Had a note of pleading, almost desperate, crept in unawares? He saw her calm eyes harden slightly, fixed on him. And he saw, then, tears rise in them.

“Oh! it’s so dull, so dull, down here!” she breathed. “It’s a darling little place, Meadows—of course, of course I love it. I wish we could afford to keep it, just to run down to for a quiet week-end now and then; but you couldn’t, could you? And it’s far too small for entertaining, isn’t it? And no one really smart cares to come and stay with one if one has no shooting, nothing to offer. One can really live in London—I’ve always felt that. You do care more for me than you do for Meadows?” she finished with a smile, half appealing and half challenging.
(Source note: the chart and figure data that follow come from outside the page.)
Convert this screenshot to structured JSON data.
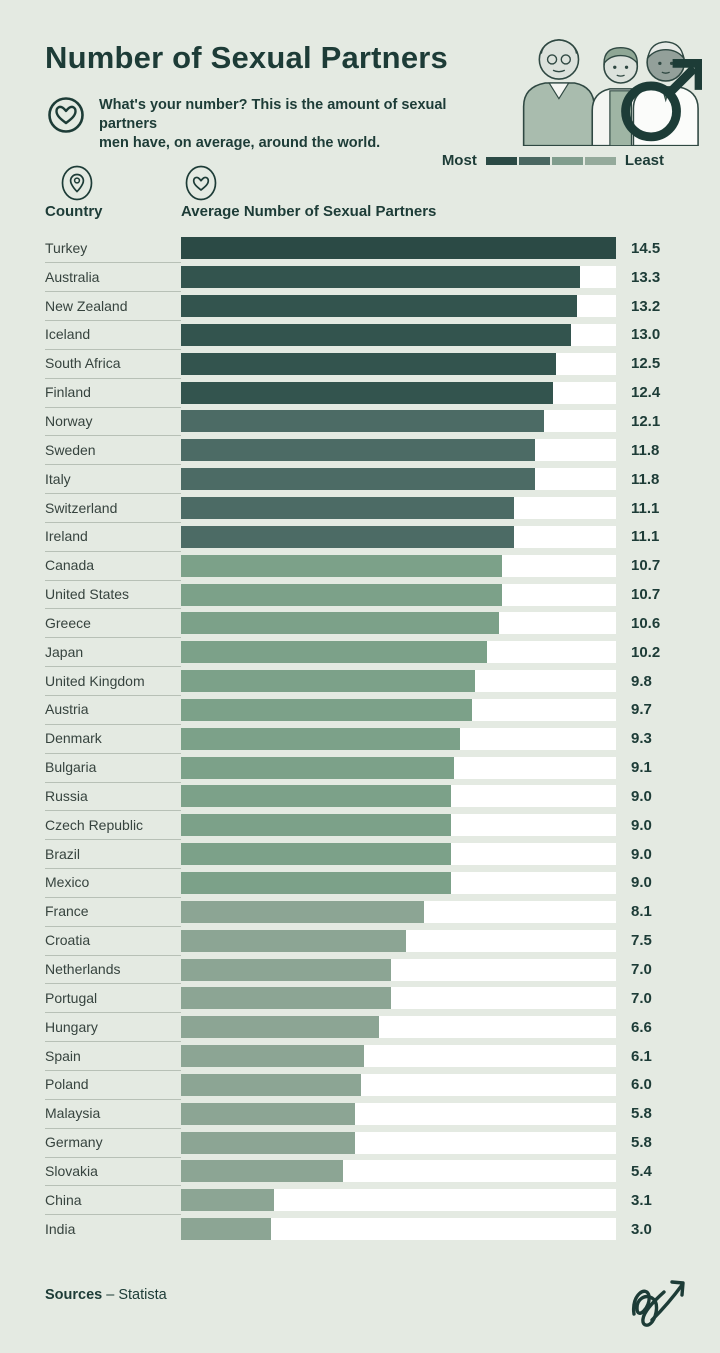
{
  "page": {
    "background": "#E4EAE2",
    "accent": "#1D3C37",
    "track_color": "#FFFFFF",
    "divider_color": "#B7C0B6"
  },
  "header": {
    "title": "Number of Sexual Partners",
    "subtitle_line1": "What's your number? This is the amount of sexual partners",
    "subtitle_line2": "men have, on average, around the world.",
    "heart_icon": "heart-in-circle-icon",
    "illustration": "three-men-with-male-symbol"
  },
  "legend": {
    "most_label": "Most",
    "least_label": "Least",
    "swatches": [
      "#2B4A45",
      "#4A6761",
      "#809D8D",
      "#94AA9B"
    ]
  },
  "columns": {
    "country": "Country",
    "value": "Average Number of Sexual Partners",
    "country_icon": "map-pin-icon",
    "value_icon": "heart-icon"
  },
  "chart_data": {
    "type": "bar",
    "orientation": "horizontal",
    "title": "Number of Sexual Partners",
    "xlabel": "Average Number of Sexual Partners",
    "max_value": 14.5,
    "grid": false,
    "categories": [
      "Turkey",
      "Australia",
      "New Zealand",
      "Iceland",
      "South Africa",
      "Finland",
      "Norway",
      "Sweden",
      "Italy",
      "Switzerland",
      "Ireland",
      "Canada",
      "United States",
      "Greece",
      "Japan",
      "United Kingdom",
      "Austria",
      "Denmark",
      "Bulgaria",
      "Russia",
      "Czech Republic",
      "Brazil",
      "Mexico",
      "France",
      "Croatia",
      "Netherlands",
      "Portugal",
      "Hungary",
      "Spain",
      "Poland",
      "Malaysia",
      "Germany",
      "Slovakia",
      "China",
      "India"
    ],
    "values": [
      14.5,
      13.3,
      13.2,
      13.0,
      12.5,
      12.4,
      12.1,
      11.8,
      11.8,
      11.1,
      11.1,
      10.7,
      10.7,
      10.6,
      10.2,
      9.8,
      9.7,
      9.3,
      9.1,
      9.0,
      9.0,
      9.0,
      9.0,
      8.1,
      7.5,
      7.0,
      7.0,
      6.6,
      6.1,
      6.0,
      5.8,
      5.8,
      5.4,
      3.1,
      3.0
    ],
    "bar_colors": [
      "#2B4A45",
      "#33544E",
      "#33544E",
      "#33544E",
      "#33544E",
      "#33544E",
      "#4C6B65",
      "#4C6B65",
      "#4C6B65",
      "#4C6B65",
      "#4C6B65",
      "#7CA189",
      "#7CA189",
      "#7CA189",
      "#7CA189",
      "#7CA189",
      "#7CA189",
      "#7CA189",
      "#7CA189",
      "#7CA189",
      "#7CA189",
      "#7CA189",
      "#7CA189",
      "#8CA594",
      "#8CA594",
      "#8CA594",
      "#8CA594",
      "#8CA594",
      "#8CA594",
      "#8CA594",
      "#8CA594",
      "#8CA594",
      "#8CA594",
      "#8CA594",
      "#8CA594"
    ]
  },
  "footer": {
    "sources_label": "Sources",
    "sources_value": "– Statista",
    "logo_icon": "signature-arrow-logo"
  }
}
And looking into the blue eyes, blurred and enlarged, like a child’s, with their tears, he saw himself as mean and petty and selfish. He loved her, and was it only as another flower to place among his flowers, another treasure to place among his treasures, a possession of his own, without end or purpose for itself? He loved her, and, unimaginably, she loved him and would marry him. Love must know pain and sacrifice—"pain and sacrifice"—he seemed to hear himself repeating. This was a young life, with its rights to life, and it must stretch its wings.

He smiled at her and raised her hand again to his lips, saying, “Of course I care more for you than for Meadows, dear Leila. Of course we will live where you choose.”

And very radiant now, rising and smiling down upon him, Leila Pickering said, “You are a dear. I’m sure it’s best for us both; we’d get so pokey here. I know we couldn’t afford Mayfair—I wouldn’t dream of that; but I think a house in one of those little new streets near Cadogan Square would be just right for us; don’t you?”